The distribution of type of ML projects that our participants worked on skewed heavily towards language-based ML tasks. Among the survey respondents, 22 (50%) worked on language-related tasks (classification or generation), eight practitioners identified object/entity recognition as their task-type, and five worked on human evaluation of model generated data. Examples of language tasks from our interview participants include semantic parsing, translation, de-contextualising sentences, harmful content detection, and more. Other types of projects represented among our interview and survey respondents include detecting anomalies in chest x-rays, segmenting rivers in images for flood forecasting, developing taxonomies of items found on an online marketplace.
4.2 Approaches to Annotator Diversity
Below, we capture the varied perspectives to annotator diversity among the participants in our study, from some who considered diversity as irrelevant, to others who made efforts to accommodate it, even if only in partial ways. Most practitioners acknowledged the role of annotator subjectivities in the annotation process; some emphasised the importance of diversity in achieving a balanced view and bringing previously overlooked sub-populations into consideration. However, many went on to explain their decisions to not consider annotator diversity in setting up annotation tasks. Their primary focus was on achieving a certain level of quality, which was often measured against how closely an annotator followed pre-defined parameters and guidelines. We discuss the justifications provided by practitioners for taking a representationalist approach to annotator diversity and prioritising measures of quality.
According to the survey results, a significant majority of respondents (75%) considered diversity to be a
somewhat to
extremely influential factor (>=3 on the Likert scale) in the quality of their annotated datasets. However, despite the perceived importance of various individual attributes and characteristics of annotators, very few of these factors were utilised in the recruitment process (see table
2). For instance, only 4 out of 15 practitioners who considered gender to be a relevant criterion included it in their selection criteria. Furthermore, even when additional information on annotator characteristics was available, it was rarely utilised in the recruitment process (table
2, column ‘Available Information’). These findings suggest a potential disconnect between the perceived importance of diversity in annotation and actual recruitment practices.

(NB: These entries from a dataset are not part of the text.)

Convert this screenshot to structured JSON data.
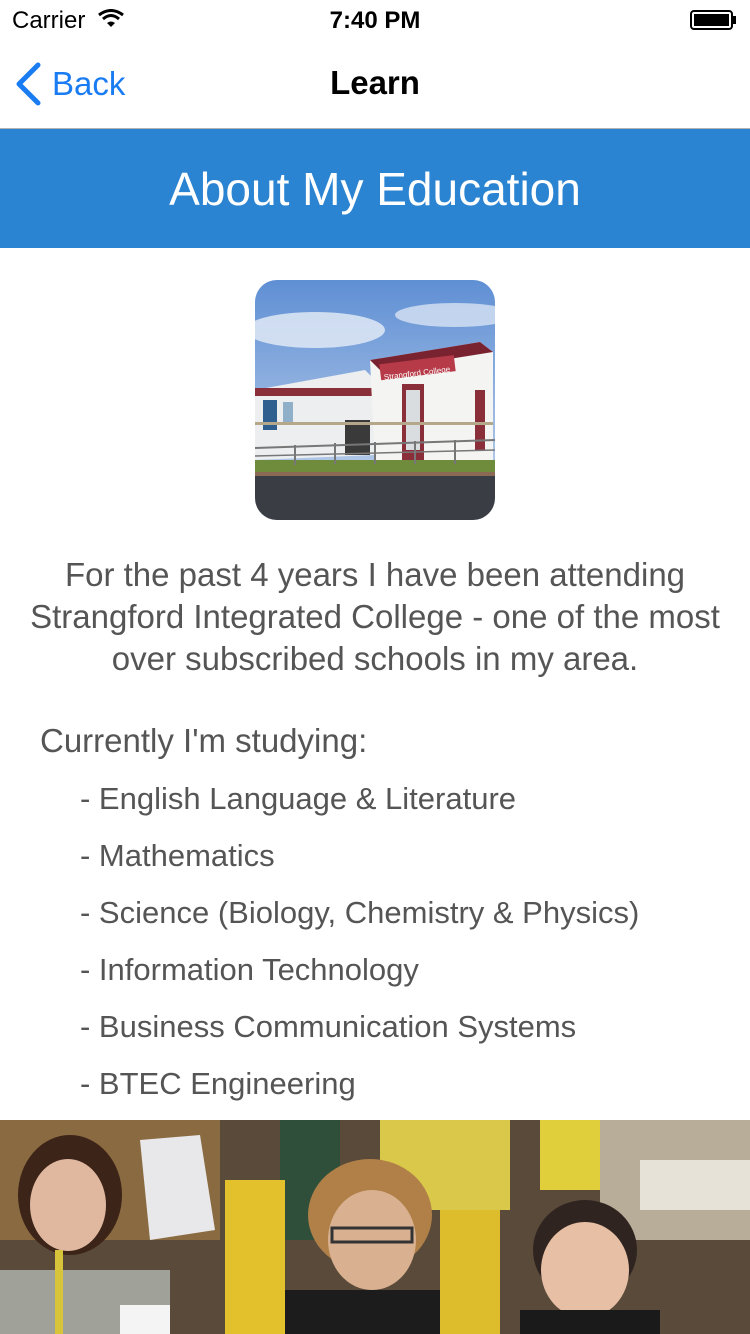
{
  "status_bar": {
    "carrier": "Carrier",
    "time": "7:40 PM",
    "icons": [
      "wifi-icon",
      "battery-icon"
    ]
  },
  "nav_bar": {
    "back_label": "Back",
    "back_icon": "chevron-left-icon",
    "title": "Learn",
    "tint_color": "#1a7cf3"
  },
  "banner": {
    "title": "About My Education",
    "background_color": "#2a84d2"
  },
  "content": {
    "intro": "For the past 4 years I have been attending Strangford Integrated College - one of the most over subscribed schools in my area.",
    "studying_heading": "Currently I'm studying:",
    "subjects": [
      "- English Language & Literature",
      "- Mathematics",
      "- Science (Biology, Chemistry & Physics)",
      "- Information Technology",
      "- Business Communication Systems",
      "- BTEC Engineering"
    ],
    "college_photo_sign": "Strangford College"
  }
}
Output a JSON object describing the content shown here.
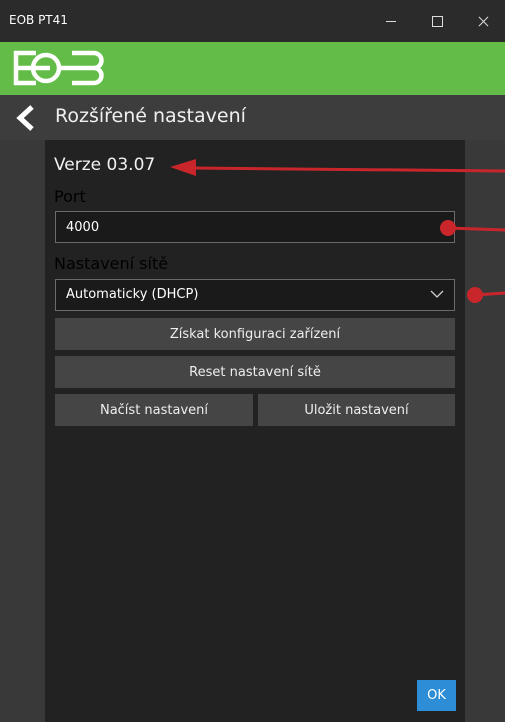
{
  "window": {
    "title": "EOB PT41",
    "minimize_icon": "minimize-icon",
    "maximize_icon": "maximize-icon",
    "close_icon": "close-icon"
  },
  "brand": {
    "logo": "EOB logo"
  },
  "header": {
    "back_icon": "chevron-left-icon",
    "title": "Rozšířené nastavení"
  },
  "content": {
    "version": "Verze 03.07",
    "port_label": "Port",
    "port_value": "4000",
    "network_label": "Nastavení sítě",
    "network_value": "Automaticky (DHCP)",
    "get_config_button": "Získat konfiguraci zařízení",
    "reset_network_button": "Reset nastavení sítě",
    "load_settings_button": "Načíst nastavení",
    "save_settings_button": "Uložit nastavení",
    "ok_button": "OK"
  },
  "colors": {
    "brand_green": "#62bc47",
    "accent_blue": "#2d8dd6",
    "annotation_red": "#c9262c"
  }
}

Additionally, our interviews revealed significant contrast between participants’ reflections on the concept of annotator diversity and its actual implementation. Annotator diversity was often understood as representative of a particular perspective or point of view. For example, annotators were selected based on the low-resource dialect they spoke or the high flood risk areas they lived in, using language and location as proxies for diversity. Very few participants actively recruited annotators based on their lived experiences, knowledge, or expertise as facets of diversity. In the rare cases where local knowledge and expertise were considered important, measurable criteria were applied to assess the annotators’ expertise or knowledge. For instance, P6’s motivation for selecting an annotator for a mapping project was to include individuals from underrepresented backgrounds and “capture the other parts of the population”. Similarly, P9 spoke of recruiting “a person of X identity with Y knowledge” to ensure diversity. Overall, interview participants demonstrated a view of diversity through the lens of categories and metrics, rather than tied to experiential knowledge and expertise.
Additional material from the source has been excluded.